Вы же, воды, прочь теките

Шели Шрайман
Работа у нашего брата беспокойная — все норовим угнаться за событиями, чтоб пригвоздить их к газетной полосе. Однако и на нашей улице случаются иной раз маленькие праздники, очень скрашивающие повседневную суету. Пришлют, к примеру, в редакцию пригласительные билеты на премьеру, куда обычным путем попасть невозможно (благодаря такому билету я смогла, уже живя в Израиле, посмотреть ленкомовский спектакль «Юнона» и «Авось», о чем в России мечтала много лет). А то вдруг какая-нибудь фирма или организация решит устроить презентацию. И тогда газетные полосы подождут. Ибо наступает день, когда можно немного расслабиться и пообщаться с коллегами не в нервозной обстановке пресс-конференции, а в приятном месте, за бокалом доброго вина.
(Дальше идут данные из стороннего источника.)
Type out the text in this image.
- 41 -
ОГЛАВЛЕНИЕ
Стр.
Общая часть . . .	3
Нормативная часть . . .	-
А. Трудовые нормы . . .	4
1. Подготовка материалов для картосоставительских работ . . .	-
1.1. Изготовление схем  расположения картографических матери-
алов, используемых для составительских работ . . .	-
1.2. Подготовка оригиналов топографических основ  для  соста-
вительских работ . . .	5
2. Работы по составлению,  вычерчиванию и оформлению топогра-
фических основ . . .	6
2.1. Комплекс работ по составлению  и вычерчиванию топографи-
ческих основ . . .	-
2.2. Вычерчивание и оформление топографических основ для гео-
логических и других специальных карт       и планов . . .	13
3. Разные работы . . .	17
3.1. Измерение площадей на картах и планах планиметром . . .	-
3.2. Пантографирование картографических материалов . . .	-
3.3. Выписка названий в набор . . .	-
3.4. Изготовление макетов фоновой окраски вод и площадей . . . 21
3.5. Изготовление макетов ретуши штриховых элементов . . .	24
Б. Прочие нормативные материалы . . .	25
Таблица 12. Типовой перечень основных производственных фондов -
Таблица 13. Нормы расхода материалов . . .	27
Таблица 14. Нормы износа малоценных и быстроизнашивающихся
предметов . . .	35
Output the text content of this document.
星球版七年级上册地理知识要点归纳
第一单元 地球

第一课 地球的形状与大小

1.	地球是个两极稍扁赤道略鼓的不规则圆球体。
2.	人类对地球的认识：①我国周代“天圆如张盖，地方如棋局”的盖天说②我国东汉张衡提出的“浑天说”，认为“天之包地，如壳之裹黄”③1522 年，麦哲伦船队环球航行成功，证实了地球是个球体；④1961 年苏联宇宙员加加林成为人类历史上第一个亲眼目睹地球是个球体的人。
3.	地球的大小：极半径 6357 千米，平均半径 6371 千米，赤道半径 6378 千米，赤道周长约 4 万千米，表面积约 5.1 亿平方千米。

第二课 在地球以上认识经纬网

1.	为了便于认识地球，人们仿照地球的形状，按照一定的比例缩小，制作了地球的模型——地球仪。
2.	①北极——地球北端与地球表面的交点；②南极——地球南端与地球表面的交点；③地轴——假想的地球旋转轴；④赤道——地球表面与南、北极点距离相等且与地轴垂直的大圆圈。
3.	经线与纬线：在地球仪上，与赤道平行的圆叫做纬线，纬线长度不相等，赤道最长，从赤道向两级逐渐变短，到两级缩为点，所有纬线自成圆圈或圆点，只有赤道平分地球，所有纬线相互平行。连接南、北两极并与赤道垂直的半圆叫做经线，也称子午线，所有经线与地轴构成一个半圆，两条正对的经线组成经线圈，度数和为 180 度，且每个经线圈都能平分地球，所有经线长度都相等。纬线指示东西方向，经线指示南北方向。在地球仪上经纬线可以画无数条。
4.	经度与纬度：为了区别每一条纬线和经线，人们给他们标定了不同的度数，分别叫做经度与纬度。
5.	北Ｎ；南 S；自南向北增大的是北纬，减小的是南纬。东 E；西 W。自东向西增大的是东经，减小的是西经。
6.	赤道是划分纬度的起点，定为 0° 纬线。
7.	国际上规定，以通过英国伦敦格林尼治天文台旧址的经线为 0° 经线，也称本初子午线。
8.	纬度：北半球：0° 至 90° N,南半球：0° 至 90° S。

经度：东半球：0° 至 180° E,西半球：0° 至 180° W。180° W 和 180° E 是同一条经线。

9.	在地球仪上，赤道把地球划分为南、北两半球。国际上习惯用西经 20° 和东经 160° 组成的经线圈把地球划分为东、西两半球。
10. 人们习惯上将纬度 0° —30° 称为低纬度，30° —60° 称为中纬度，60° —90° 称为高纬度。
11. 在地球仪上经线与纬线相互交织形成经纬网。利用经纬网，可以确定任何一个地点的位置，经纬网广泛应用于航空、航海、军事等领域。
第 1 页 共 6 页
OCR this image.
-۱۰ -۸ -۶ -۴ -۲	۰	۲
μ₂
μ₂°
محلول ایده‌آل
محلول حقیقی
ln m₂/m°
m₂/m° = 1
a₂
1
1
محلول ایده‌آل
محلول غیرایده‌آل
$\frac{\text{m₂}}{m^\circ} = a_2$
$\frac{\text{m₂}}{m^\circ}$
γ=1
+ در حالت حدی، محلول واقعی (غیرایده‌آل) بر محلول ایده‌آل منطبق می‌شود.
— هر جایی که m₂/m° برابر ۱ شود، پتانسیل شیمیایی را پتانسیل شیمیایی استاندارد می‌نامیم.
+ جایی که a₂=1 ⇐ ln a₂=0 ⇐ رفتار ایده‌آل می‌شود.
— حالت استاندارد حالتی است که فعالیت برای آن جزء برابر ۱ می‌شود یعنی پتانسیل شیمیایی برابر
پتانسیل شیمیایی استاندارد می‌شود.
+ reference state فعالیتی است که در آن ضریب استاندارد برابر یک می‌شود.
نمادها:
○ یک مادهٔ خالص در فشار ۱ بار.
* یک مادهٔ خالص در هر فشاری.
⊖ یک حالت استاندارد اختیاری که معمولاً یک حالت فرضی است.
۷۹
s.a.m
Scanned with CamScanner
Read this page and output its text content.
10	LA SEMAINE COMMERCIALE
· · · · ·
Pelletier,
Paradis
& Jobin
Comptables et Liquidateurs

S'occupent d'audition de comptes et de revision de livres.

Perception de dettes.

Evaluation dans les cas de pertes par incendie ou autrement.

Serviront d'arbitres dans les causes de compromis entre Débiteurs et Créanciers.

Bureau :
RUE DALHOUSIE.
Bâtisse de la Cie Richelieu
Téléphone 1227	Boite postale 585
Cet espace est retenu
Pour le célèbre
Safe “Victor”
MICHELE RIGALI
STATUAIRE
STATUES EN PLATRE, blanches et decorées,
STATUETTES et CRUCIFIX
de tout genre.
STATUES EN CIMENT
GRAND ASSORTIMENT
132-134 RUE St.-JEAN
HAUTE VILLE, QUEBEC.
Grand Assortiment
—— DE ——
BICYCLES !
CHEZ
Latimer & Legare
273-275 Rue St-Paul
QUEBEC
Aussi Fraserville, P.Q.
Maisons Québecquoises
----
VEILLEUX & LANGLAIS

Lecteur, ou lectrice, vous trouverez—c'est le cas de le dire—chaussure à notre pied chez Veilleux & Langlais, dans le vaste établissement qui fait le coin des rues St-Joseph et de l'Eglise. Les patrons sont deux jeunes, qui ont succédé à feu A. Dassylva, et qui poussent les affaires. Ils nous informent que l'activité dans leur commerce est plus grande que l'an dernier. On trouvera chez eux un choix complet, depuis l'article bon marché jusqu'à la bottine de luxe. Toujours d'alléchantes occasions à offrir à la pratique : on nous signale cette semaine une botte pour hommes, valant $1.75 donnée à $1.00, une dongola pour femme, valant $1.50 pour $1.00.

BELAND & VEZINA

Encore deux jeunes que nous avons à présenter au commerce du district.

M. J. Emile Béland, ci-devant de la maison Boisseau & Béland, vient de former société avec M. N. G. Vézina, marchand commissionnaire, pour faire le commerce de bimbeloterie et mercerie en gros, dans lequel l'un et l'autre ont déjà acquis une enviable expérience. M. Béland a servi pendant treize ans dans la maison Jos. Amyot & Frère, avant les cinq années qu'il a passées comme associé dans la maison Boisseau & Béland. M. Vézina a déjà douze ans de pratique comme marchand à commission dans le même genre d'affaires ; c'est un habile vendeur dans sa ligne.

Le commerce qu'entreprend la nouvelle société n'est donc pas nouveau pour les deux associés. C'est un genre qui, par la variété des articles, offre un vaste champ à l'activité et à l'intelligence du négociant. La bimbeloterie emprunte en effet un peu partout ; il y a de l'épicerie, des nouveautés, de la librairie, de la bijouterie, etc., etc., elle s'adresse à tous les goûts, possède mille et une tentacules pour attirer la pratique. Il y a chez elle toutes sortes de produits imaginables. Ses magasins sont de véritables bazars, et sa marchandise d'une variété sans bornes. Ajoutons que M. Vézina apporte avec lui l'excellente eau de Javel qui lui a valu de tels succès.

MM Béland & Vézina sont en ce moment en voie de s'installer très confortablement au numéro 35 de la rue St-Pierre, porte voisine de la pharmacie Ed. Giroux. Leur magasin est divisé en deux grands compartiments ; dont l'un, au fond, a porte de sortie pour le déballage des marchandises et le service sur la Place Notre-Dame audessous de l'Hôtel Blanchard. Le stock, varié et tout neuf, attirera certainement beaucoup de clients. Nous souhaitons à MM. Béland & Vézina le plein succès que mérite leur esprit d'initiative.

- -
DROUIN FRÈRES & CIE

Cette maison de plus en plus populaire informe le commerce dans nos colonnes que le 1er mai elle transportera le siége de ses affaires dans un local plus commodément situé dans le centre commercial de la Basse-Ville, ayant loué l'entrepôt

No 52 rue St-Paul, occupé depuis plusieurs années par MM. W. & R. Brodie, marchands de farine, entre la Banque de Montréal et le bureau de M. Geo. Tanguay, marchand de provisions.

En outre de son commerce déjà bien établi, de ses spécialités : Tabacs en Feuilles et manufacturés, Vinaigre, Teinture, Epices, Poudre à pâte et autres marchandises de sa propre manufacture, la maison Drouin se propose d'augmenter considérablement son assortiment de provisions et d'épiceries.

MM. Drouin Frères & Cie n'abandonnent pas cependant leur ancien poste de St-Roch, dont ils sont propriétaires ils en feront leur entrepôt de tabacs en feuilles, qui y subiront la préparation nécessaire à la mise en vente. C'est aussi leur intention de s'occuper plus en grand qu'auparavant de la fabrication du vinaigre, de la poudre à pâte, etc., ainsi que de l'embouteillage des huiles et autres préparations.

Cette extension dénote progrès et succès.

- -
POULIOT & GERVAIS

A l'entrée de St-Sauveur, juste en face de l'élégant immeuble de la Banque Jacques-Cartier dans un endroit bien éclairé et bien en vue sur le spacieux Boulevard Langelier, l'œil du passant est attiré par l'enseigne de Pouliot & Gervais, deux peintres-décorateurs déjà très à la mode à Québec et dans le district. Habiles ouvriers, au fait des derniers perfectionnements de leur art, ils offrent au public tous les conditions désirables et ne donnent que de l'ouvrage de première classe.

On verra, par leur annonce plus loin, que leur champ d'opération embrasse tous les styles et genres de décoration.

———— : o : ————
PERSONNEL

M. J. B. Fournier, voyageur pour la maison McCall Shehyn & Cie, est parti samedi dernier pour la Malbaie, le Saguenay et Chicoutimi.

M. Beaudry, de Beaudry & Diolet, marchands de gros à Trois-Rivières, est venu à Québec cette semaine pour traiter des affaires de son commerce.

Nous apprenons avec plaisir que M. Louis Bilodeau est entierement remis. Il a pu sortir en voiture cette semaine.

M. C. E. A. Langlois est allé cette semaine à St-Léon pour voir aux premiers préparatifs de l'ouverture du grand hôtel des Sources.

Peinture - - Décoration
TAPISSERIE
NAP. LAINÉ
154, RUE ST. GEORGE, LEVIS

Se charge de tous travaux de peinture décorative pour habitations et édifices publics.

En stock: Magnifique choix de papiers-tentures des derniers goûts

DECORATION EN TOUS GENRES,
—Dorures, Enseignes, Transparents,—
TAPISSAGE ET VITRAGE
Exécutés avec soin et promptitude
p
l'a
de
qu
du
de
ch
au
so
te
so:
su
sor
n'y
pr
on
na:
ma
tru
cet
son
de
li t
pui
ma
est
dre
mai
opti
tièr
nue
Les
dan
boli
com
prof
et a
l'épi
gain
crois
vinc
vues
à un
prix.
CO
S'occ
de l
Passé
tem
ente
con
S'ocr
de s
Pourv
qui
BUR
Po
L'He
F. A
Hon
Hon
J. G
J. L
Кстати о вине. На сей раз приглашение для журналистов поступило с Голанских высот. Итак, винодельня на Голанах близ Кацрина, куда нас доставили самолетом; посвящалось же действо вину «Кацрин», производимому нечасто - всего-то раз в четыре года. В обычном магазине такого не купишь, бутылка может стоить до трехсот шекелей, и завозят его в приличные рестораны и особые лавки, где продаются весьма недешевые вина.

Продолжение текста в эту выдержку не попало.